Saya akan berbagi tentang pengalaman dan pengamatan saya di tahun lalu. Saat itu, kami bertiga, bersama dengan Romo Muji berada dalam mobil yang disopiri oleh Mas Nur. Kami melewati sawah dan ladang, berbagai keadaan dan penampilan petak sawah-sawah dan ladang itu membuat saya terperangah.
Di beberapa petak, semak pohon cabai tumbuh dengan suburnya, tidak jauh dari situ banyak petak tanaman padi sudah disemaikan, teratur, hijau—dalam bahasa Jawa biasanya disebut, “Ijo royo-royo”.
Tampak juga pohon jagung berderet di sepanjang pematang. Di sela-sela pertunjukan sifat alam yang selalu memungkinkan semuanya untuk tumbuh subur tadi, ada satu-dua petak yang ‘menyedihkan’. Kering kerontang, gersang, ditumbuhi rerumputan, dan berbagai semak perdu liar.
Yang kita lihat itu adalah ‘hasil/buah’ (phala) yang memancing pemikiran tentang ‘sebabnya’ (hetu). Tetapi yang membuat saya terperangah seketika itu adalah seakan-akan ada pesan yang ingin disampaikan. Inilah yang ingin saya bagikan sebagai ‘pesan’ untuk kita semua di tahun baru ini, dan seterusnya. Saya pikir sangat perlu untuk diingat, diendapkan, dan supaya dapat mendarah daging.
Lahan Dharma
Tampak jelas bahwa tidak akan mungkin menanam apa pun jika petak lahannya begitu gersang dan penuh rerumputan liar. Oleh karena itu, hanya orang yang mengerti dan bijaksana yang selalu menjaga kondisi badannya selagi mereka sehat, bukan menunggu sampai mereka sakit.
Membentuk keluarga atau persahabatan yang bahagia hanya mungkin jika kita semua harmonis. Menyejahterakan dan memperkokoh negara hanya efektif di kala negara itu damai.
Jadi, pemikiran bahwa Dharma itu hanya akan berarti di kala kita gundah, di masa kita menderita… ini merupakan sesuatu yang tidak tepat, bahkan tidak mungkin.
Pergi ke vihara atau ikut diskusi Dharma hanya kalau merasa sedang ‘pusing’, jelas tidak efektif. Atau sebaliknya, hanya karena merasa sudah ke vihara atau aktif ikut organisasi ‘Buddhis’ maka semua akan oke. Itu jelas hanya harapan yang kemungkinan suksesnya sangat kecil!
Betul-betul Dharma itu harus ditumbuhkembangkan—bhavana, dan kondisi prima untuk menumbuhkan Dharma, justru selagi semuanya oke. Dan untuk oke, kita sendirilah yang harus menciptakan kondisinya!

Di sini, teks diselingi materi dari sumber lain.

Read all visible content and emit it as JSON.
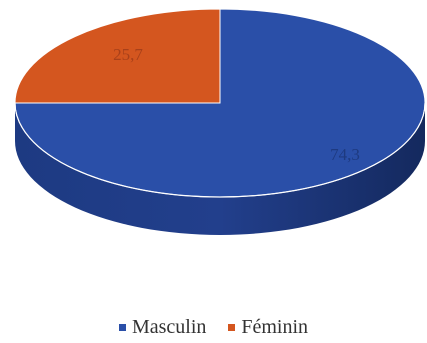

Hanya petani yang rajin merawat dan menjaga sawahnya yang bisa menanam, dan akhirnya memanen hasilnya. Hanya orang yang makannya dijaga, cukup olahraga, minum obat-obatan yang sifatnya menunjang kebugaran badan, dan keselarasan semua ‘organ/elemen’, inilah yang bisa menanggulangi sakit yang dialami, tanpa rasa panik.
Hanya hati yang tanpa kesombongan, tanpa kecemasan, tanpa keirian, tanpa kepelitan, tanpa kejengkelan, yang memungkinkan kondisi untuk menumbuhkan cinta kasih dan kepedulian. Hanya hati yang hangat dan terbuka yang memungkinkan kita untuk bisa berguna buat orang lain.
Mandala Agung Borobudur
Yang saya lihat di ladang pada kawasan Borobudur hari itu adalah suatu peringatan yang begitu jelas, bahwa betapa seringnya kita justru memiliki teknik hidup dan cara pandang yang terbalik. Motivasi kita sudah benar, tekad kita juga sudah dicoba untuk diterapkan.
Tetapi, di dalam hati kita masih terlalu sering dicengkeram keinginan untuk menjadi sosok ini atau itu, atau dilandasi kesombongan, atau bahkan ketakutan dianggap begini atau begitu.
Kalau begitu, mana bisa kita berguna buat orang lain? Kalau ladangnya tidak terawat dan bersih, bagaimana kita akan menanaminya? Apakah tidak lebih penting menjaga badan yang sehat daripada hanya panik kalau kita lagi sakit? Bagaimana bisa efektif dan bermakna jika tidak ada keharmonisan di dalam organisasi maupun keluarga?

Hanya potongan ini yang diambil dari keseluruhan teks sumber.